Re: Pitt professor's theory of evolution gets boost from cell research
- From: Matt Silberstein <RemoveThisPrefixmatts2nospam@xxxxxxxxxxxxx>
- Date: Sat, 28 Jan 2006 20:11:27 GMT
On 28 Jan 2006 04:23:56 -0800, in talk.origins , "hersheyhv"
<hersheyh@xxxxxxxxxxx> in
<1138451036.554714.80170@xxxxxxxxxxxxxxxxxxxxxxxxxxxx> wrote:
>
>Ash wrote:
>> hersheyhv wrote:
>> > Ash wrote:
>> >> http://www.biologynews.net/archives/2006/01/26/pitt_professors_theory_of_evolution_gets_boost_from_cell_research.html
>> >>
>> >> anyone know anything of this?
>> >> It seems an odd thing to be in a journal called New Anatomist
>> >
>> > Jeffrey Schwartz's book, "Sudden Origins" is, as one person politely
>> > called it, one of the worst science books ever published. It is filled
>> > with ignorance of genetics and incompetent review of the literature
>> > related to genetics. snip
>> That and the fact that, AIR, his
>> > thesis implies that 'recessive' alleles switch to 'dominant' when they
>> > increase in frequency in a population.
>>
>> Was he really saying that? I thought he was saying they were more likely
>> to be expressed (which makes sense to me, if they are at a greater
>> frequency, there is more chance of an individual having two copies)
>
>I made a conscious effort to try to forget the book. But the
>discussion, AIR (and that was 6 years ago), was that 'recessive'
>alleles stay hidden until they burst upon the stage and then become
>'dominant'. Not 'more frequent'. Dominant. I see this as conflating
>(whether intentional or through ignorance, I know not) the meaning of
>the word dominance as it is actually used in genetics, where
>dominance/recessive describes the phenotypic effect of alternate
>alleles in a heterozygote, with the idea of 'most frequent allele in
>the population'. No mention of Hardy or Weinberg in his book, AIR.

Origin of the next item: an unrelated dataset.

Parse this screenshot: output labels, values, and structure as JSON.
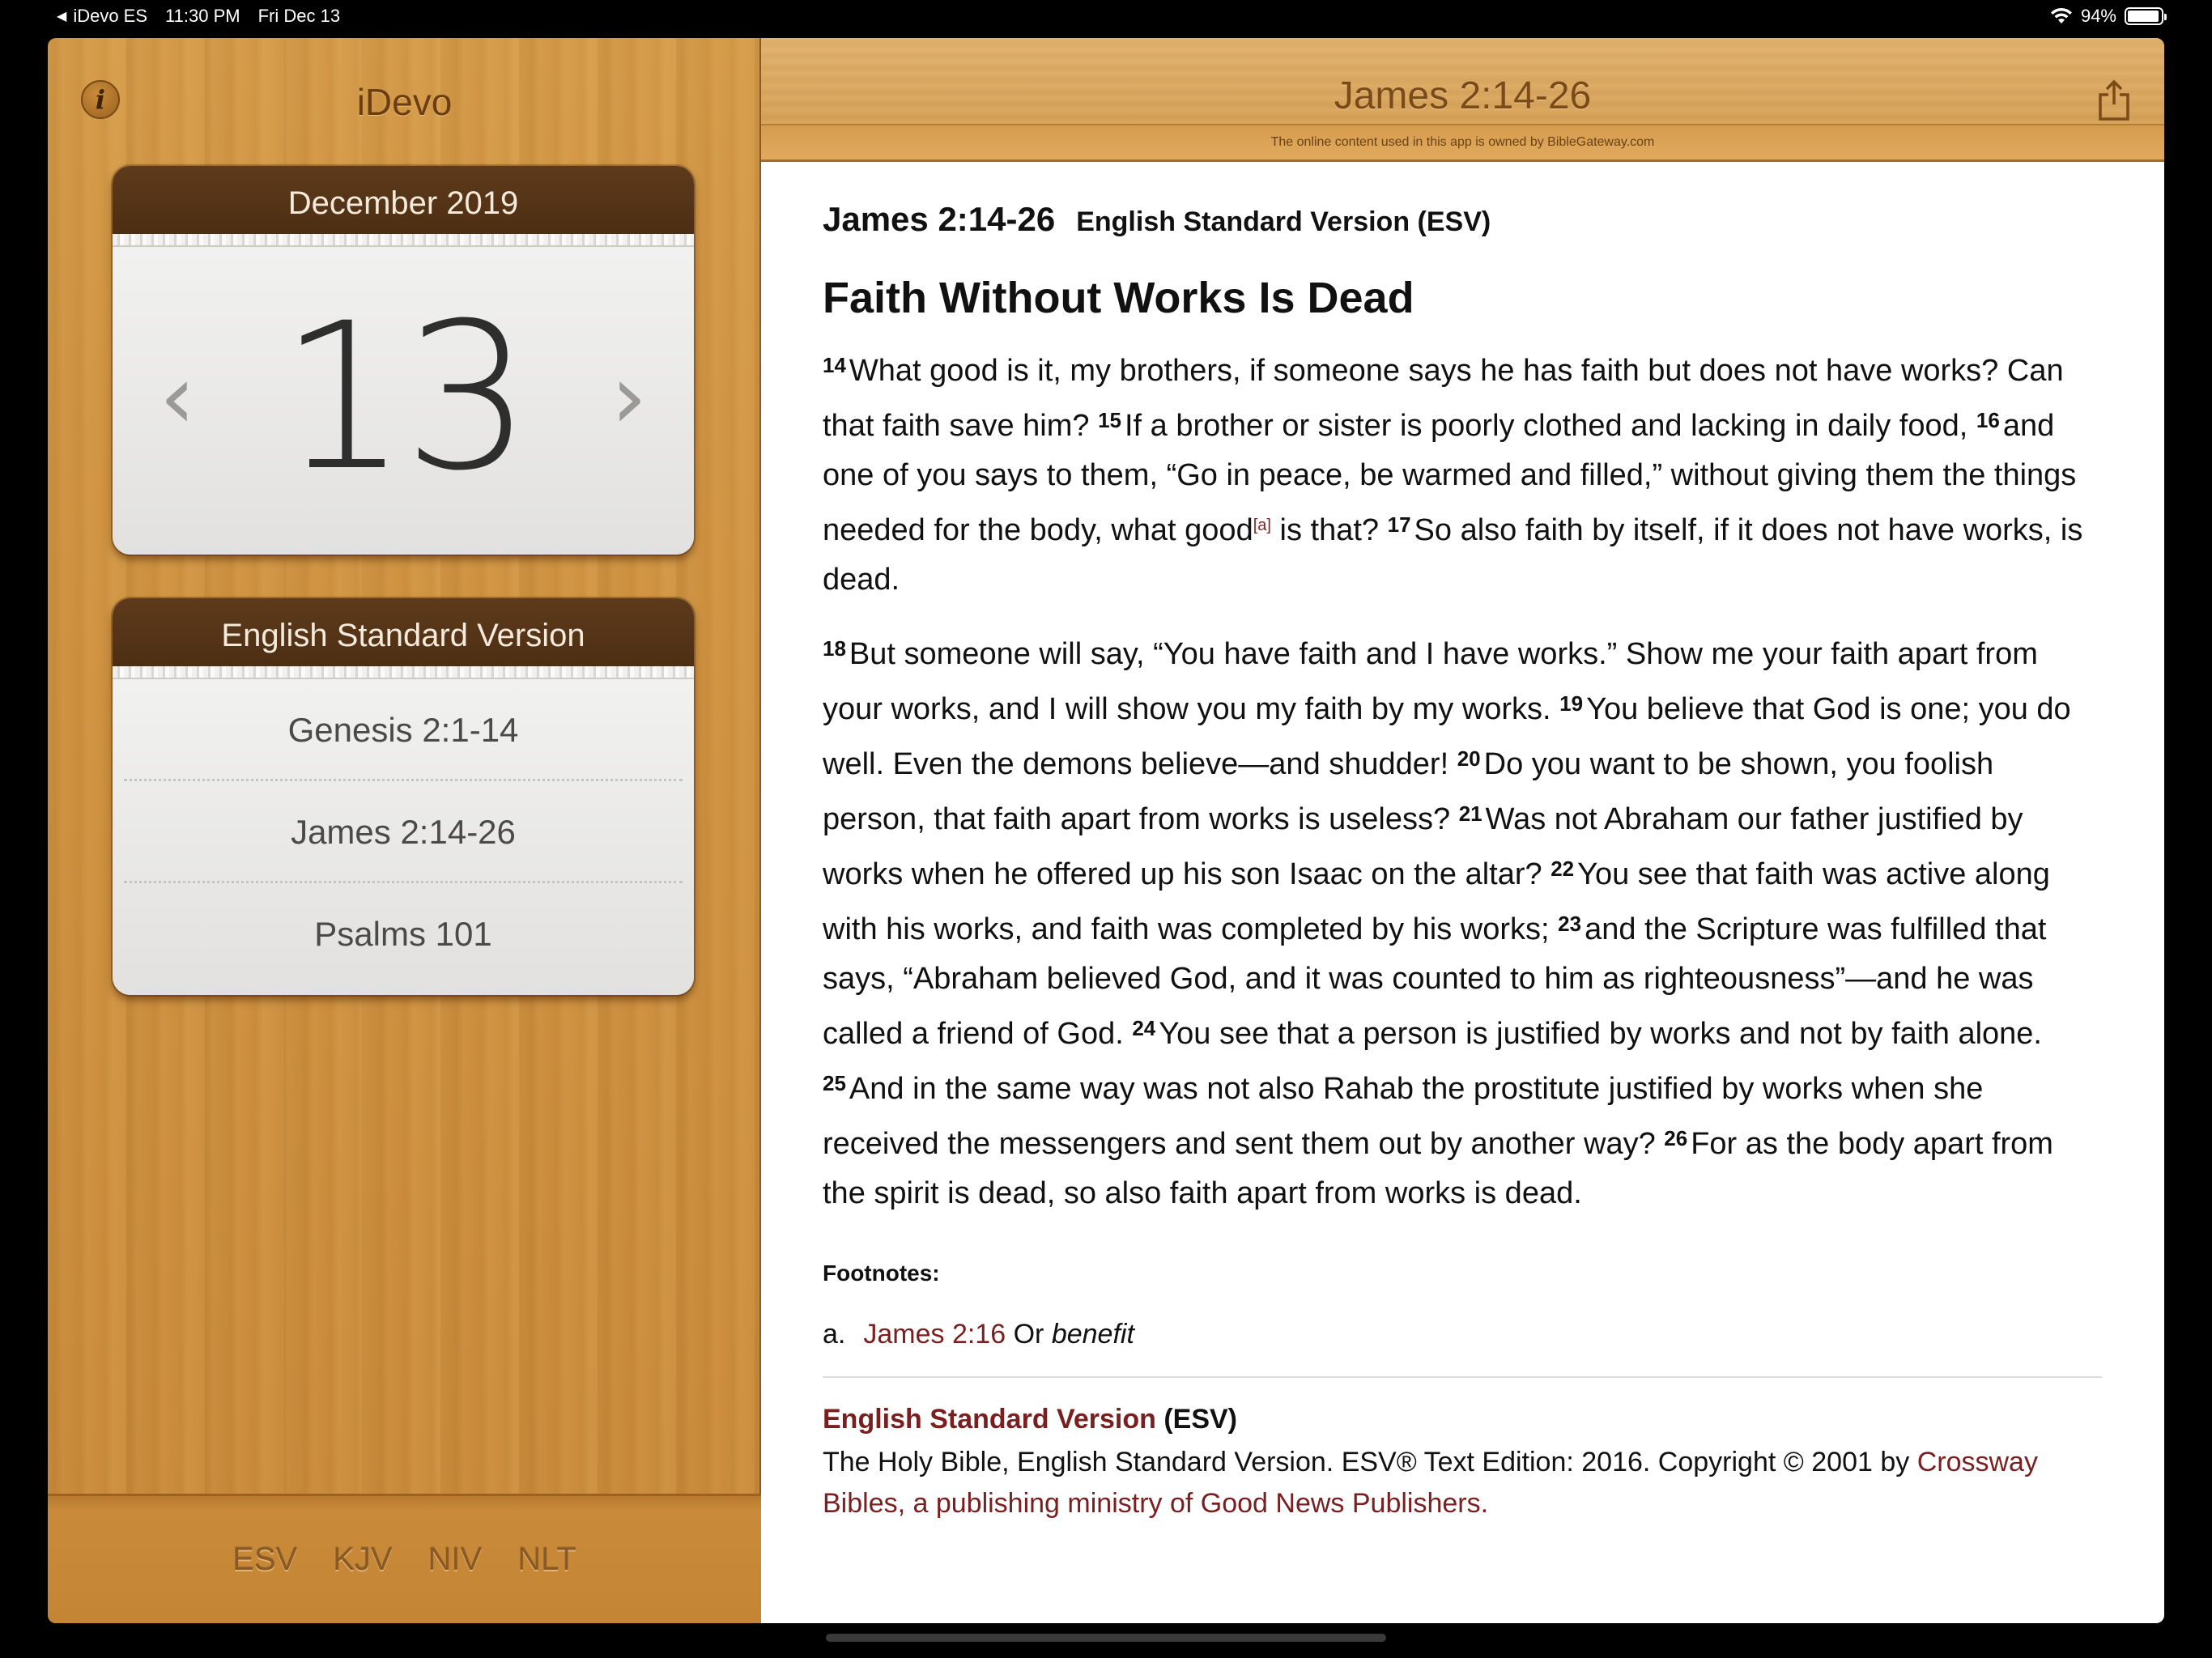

>The most frequent allele in a population is called the "wild type"
>allele, not the "dominant" allele. This is a pretty fundamental
>distinction that a first year undergrad in biology should (but alas
>does not always) be able to make.
If the review is correct, and there is no reason to think so, then he
is making some new errors now as well. I do get the feeling that
Schwartz is not clear on the distinction between dominant and common,
but we now have a claim that mutations only happen under stress.
"Why does it take an environmental drama to cause mutations?"
"But extreme stress pushes cells beyond their capacity to produce
protective proteins, and then mutation can occur."
Then we get this gem:
"The article's conclusions also have important implications for the
notion of "fixing" the environment to protect endangered species.
While it is indeed the environment causing the mutation, the resulting
organism is in an altogether different environment by the time the
novelty finally escapes its recessive state and expresses itself."
"Escapes its recessive state"? Sure sounds like a confusion on what
recessive means.
There is more nonsense in the article.